4. Conflict is necessary — and manageable. In the context of M&A or other organizational transformations, conflict is actually desirable to the extent it can be managed. To generate enterprise value, leaders must be prepared to rock the boat. Many leaders are uncomfortable with conflict, but they must be willing to show people that tough decisions and well-managed conflict are necessary and explain how they will make the organization healthier in the long run.
I will never forget a post-merger integration project in which I was advising a newly formed R&D leadership team. This was a team that had already established two unhealthy norms: 1) agreeing to new projects without agreeing which other projects would need to be put on hold, and 2) debating and challenging nearly every decision in a quasi-academic process. As a result, the head of R&D was frustrated that progress was not being made on the new strategy because resources were still being applied to legacy projects, and decision-making was painfully slow. We worked with the team to establish clear criteria and norms for how to identify and manage the inevitable conflicts between old and new projects.

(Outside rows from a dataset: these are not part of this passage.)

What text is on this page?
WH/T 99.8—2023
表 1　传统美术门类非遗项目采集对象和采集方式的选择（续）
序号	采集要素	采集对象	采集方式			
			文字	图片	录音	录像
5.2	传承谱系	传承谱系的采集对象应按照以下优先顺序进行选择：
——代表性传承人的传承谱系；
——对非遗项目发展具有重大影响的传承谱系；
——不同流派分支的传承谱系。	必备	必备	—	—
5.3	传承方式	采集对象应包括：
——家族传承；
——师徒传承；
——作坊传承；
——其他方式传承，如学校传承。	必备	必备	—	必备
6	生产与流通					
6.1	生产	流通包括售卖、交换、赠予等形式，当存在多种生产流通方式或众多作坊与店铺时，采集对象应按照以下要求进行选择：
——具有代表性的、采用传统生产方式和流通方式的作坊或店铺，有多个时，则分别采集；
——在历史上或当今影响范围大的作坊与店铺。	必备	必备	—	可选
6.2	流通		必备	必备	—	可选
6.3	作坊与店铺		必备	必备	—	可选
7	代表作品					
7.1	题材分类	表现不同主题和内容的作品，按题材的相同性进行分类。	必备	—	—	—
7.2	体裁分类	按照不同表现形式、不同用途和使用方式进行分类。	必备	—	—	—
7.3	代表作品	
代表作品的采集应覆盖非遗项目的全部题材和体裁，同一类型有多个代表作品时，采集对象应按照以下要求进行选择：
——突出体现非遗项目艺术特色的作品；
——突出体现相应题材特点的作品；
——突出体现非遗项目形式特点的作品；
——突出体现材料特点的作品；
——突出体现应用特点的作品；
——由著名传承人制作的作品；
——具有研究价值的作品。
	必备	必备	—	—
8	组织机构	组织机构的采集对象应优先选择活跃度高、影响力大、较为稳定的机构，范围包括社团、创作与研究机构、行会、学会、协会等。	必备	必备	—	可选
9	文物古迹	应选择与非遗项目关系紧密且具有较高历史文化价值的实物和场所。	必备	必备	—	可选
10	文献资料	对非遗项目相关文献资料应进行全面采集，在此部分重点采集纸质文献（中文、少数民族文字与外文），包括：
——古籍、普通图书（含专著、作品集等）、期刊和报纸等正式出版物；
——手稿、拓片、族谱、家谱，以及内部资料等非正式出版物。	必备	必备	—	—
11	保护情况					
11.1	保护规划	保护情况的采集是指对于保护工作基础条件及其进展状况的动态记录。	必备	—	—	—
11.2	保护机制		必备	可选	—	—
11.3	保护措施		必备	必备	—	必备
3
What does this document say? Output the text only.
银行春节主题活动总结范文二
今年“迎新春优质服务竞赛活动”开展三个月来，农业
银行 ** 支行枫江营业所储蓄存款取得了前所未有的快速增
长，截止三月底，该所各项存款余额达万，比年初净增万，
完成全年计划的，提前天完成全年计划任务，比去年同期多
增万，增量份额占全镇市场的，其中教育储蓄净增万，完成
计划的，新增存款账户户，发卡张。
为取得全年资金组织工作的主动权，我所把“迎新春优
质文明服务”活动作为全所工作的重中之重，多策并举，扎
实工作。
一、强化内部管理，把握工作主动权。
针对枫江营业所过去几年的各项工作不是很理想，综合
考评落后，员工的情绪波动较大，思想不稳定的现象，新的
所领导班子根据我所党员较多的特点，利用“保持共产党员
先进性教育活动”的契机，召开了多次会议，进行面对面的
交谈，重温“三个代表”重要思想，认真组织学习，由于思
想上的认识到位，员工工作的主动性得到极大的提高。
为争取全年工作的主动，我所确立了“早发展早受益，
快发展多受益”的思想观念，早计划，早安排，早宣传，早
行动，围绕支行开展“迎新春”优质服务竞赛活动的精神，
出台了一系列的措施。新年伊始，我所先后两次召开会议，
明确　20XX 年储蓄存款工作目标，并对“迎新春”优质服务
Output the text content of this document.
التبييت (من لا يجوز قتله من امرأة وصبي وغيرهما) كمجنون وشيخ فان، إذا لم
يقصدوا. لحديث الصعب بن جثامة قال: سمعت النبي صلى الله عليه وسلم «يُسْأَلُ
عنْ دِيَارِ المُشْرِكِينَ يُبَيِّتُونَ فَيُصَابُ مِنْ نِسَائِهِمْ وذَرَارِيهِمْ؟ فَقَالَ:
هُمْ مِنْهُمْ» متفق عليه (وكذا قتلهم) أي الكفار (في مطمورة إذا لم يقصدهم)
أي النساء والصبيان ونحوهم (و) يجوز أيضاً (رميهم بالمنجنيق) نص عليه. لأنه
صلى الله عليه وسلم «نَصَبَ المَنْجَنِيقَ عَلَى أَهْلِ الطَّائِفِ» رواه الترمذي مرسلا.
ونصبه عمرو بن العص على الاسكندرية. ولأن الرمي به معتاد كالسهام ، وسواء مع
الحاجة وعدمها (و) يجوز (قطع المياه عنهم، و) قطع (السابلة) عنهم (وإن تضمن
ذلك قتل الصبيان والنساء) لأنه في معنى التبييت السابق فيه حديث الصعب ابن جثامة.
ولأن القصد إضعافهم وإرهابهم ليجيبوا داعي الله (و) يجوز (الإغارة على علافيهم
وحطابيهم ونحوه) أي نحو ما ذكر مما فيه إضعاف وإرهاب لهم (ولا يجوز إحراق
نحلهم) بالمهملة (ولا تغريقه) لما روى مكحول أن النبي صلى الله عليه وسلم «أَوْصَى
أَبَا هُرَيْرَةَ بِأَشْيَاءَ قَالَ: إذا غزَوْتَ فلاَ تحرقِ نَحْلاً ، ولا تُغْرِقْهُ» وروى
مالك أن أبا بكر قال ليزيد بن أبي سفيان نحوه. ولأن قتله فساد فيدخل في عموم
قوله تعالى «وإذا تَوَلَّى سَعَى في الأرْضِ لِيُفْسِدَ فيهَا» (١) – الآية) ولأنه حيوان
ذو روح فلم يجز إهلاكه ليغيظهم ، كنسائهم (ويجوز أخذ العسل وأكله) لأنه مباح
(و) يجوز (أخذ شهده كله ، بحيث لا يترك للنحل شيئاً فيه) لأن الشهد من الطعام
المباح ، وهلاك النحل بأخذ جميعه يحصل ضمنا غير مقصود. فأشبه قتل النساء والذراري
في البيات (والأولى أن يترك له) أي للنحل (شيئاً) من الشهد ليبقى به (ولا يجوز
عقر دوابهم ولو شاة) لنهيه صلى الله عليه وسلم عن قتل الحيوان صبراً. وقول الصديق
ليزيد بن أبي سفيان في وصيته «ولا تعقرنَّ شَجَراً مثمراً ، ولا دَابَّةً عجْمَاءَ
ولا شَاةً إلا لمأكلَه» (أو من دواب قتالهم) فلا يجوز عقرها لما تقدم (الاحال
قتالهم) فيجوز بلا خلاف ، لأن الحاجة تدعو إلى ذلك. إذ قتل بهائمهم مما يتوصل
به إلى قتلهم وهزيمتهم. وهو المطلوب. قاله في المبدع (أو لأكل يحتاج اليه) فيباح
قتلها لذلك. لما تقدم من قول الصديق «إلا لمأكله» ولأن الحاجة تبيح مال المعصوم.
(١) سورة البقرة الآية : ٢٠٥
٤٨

At one critical point in the process, the R&D head slammed his fist on the table and exclaimed, “I’ve told you repeatedly what our priorities are, why aren’t we making progress?” A lieutenant sheepishly raised his hand and replied, “Because anyone who has dared to disagree with you is no longer on the team.” So, without clear norms and mechanisms for identifying and dealing with conflict and disagreement, the team had just learned to say “yes” and then continued to quietly pursue its own priorities. It wasn’t until a year after the merger and multiple changes in the composition of the leadership team that we led the leadership team through a contracting process to determine how it would constructively manage conflict.
If we agree that M&A activity will remain a part of the industry game plan, then to reap the maximum financial benefit from M&As while also safeguarding the firm’s ability to innovate, leaders need to integrate these strategies for dealing with the intangibles of human capital — which can account for the greatest potential for value creation and innovation.